A Textbook Case of How Not to “Build Back Better”? Christchurch after the Earthquakes (2010, 2011)

2020 
The idea of Building Back Better (BBB) has assumed the status of orthodoxy within post-disaster reconstruction. It is enshrined in the guiding principles of the Sendai Framework for Disaster Risk Reduction 2015-2030 (UNISDR, 2015). Yet despite widespread desires to do so, cities routinely fall short of this aim. In one expert’s bald assessment: ‘No one builds back better’ (Hopkins, 2018). Glenn Fernandez and Iftekhar Ahmed’s (2019) survey of the relevant literature draws a similar conclusion. ‘The promise to not re-create or exacerbate pre-disaster vulnerabilities has generally been unfulfilled.
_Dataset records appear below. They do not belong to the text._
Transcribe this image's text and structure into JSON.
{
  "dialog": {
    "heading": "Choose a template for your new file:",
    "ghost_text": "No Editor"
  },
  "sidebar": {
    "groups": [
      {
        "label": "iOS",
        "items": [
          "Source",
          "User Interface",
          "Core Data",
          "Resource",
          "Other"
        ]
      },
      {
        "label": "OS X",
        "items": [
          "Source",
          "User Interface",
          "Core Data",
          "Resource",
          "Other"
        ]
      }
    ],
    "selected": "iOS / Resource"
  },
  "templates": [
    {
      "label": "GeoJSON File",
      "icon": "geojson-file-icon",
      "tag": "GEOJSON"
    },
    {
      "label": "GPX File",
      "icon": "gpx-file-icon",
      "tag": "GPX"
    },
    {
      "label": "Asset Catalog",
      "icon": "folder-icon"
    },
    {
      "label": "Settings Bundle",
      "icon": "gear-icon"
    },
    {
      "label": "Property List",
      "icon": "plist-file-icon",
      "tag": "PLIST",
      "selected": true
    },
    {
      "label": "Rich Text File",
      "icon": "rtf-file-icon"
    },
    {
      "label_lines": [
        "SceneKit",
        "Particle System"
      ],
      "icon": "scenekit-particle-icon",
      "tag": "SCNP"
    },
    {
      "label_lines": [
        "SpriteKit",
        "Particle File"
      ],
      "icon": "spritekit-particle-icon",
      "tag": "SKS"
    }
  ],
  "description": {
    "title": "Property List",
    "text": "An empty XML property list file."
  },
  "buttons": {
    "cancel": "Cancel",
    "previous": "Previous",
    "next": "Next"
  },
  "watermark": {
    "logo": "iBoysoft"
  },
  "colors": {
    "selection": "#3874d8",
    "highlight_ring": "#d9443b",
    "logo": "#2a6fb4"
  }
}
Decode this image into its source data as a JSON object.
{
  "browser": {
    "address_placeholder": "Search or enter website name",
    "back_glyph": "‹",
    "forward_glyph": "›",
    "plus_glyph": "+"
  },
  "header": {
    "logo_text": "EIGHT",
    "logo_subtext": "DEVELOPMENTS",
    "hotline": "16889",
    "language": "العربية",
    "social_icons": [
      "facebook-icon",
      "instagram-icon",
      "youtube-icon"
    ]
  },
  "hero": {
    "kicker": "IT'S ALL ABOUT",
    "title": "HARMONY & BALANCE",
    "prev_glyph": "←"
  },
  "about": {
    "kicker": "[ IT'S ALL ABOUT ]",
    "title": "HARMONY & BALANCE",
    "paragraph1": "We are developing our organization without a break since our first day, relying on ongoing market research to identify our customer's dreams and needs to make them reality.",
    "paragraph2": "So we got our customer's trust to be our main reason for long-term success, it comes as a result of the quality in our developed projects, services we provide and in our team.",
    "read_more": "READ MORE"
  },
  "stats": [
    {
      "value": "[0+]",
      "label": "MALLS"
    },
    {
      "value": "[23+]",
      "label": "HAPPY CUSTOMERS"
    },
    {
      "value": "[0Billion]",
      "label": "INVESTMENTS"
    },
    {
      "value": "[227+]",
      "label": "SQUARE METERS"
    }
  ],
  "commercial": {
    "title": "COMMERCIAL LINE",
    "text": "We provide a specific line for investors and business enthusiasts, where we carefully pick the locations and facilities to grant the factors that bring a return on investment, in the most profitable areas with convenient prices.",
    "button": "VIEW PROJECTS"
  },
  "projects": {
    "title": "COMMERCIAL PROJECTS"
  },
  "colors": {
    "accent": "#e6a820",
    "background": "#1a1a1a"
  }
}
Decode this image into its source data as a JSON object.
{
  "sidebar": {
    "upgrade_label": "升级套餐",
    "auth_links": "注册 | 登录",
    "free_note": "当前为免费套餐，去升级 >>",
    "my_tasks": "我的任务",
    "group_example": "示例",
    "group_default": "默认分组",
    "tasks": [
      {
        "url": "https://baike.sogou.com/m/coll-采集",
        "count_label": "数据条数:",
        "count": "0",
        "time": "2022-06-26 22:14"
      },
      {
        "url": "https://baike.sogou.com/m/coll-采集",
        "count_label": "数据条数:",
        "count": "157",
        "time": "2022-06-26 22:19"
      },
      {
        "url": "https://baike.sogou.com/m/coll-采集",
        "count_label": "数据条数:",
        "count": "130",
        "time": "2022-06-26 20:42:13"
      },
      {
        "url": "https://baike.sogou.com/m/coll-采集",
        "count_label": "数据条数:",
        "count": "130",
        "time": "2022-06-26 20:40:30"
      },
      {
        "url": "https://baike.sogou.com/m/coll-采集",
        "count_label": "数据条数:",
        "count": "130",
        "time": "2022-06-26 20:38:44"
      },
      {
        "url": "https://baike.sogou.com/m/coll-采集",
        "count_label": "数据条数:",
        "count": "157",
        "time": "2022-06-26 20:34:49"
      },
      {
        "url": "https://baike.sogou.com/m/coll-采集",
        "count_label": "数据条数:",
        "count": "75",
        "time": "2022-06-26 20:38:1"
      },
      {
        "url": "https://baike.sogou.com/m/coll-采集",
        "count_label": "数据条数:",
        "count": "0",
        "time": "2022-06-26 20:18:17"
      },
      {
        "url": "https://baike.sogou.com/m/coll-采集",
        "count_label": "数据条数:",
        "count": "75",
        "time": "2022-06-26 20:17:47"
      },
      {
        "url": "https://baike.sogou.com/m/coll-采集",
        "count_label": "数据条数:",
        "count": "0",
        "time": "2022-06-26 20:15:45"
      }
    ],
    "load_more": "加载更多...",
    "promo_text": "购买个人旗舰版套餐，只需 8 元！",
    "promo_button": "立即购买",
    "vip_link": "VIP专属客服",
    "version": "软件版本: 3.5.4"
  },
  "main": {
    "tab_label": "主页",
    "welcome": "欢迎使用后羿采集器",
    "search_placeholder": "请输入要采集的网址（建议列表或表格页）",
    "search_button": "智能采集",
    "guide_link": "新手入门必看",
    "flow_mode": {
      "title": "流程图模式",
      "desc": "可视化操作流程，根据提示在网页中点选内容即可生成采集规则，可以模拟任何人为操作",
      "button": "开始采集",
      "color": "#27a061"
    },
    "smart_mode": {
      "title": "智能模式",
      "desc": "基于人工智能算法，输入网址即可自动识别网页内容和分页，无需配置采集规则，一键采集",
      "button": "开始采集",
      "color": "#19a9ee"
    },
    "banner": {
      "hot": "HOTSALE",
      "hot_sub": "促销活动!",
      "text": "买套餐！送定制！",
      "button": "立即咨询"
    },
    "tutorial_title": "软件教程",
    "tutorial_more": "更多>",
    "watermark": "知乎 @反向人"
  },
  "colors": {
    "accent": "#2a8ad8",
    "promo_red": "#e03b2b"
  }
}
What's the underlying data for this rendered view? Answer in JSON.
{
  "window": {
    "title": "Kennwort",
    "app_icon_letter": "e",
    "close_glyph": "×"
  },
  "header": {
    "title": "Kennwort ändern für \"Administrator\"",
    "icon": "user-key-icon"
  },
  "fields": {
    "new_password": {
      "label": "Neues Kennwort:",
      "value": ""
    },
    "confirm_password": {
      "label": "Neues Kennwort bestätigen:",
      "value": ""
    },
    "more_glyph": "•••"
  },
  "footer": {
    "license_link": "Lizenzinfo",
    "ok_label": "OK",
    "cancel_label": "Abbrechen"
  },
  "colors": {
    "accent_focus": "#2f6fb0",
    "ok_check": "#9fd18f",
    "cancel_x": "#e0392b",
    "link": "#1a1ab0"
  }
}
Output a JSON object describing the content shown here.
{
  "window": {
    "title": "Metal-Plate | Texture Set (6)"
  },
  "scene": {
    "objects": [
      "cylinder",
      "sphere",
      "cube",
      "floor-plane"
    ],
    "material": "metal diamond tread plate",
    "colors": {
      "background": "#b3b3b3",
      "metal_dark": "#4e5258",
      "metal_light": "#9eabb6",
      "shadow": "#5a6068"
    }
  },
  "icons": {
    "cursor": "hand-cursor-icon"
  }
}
Although the BBB narrative talks about the improvement of communities, translating this narrative into practice is rarely observed.’ This report asks the all-important question, ‘why not?’ It explores this general failure through a specific case study, the city of Christchurch, New Zealand, following the earthquakes of 2010 and 2011. Some take this to be a paradigmatic case of how not to BBB. A keynote speaker at the Asia Pacific Rim Universities 15th Multi-Hazards Symposium in Mexico in October 2019 concluded that the Christchurch rebuild has involved the greatest amount of money spent on disaster recovery for the smallest results across the longest period of time (cited in Kenney and Phibbs, forthcoming). In examining the complexities of re-constituting urban form, this report seeks to add to our knowledge of recovery, which remains both the least researched aspect of disasters (Mileti, 1999) as well as the least understood (Berke, Kartez, & Wenger, 1993; Tierney, 2019).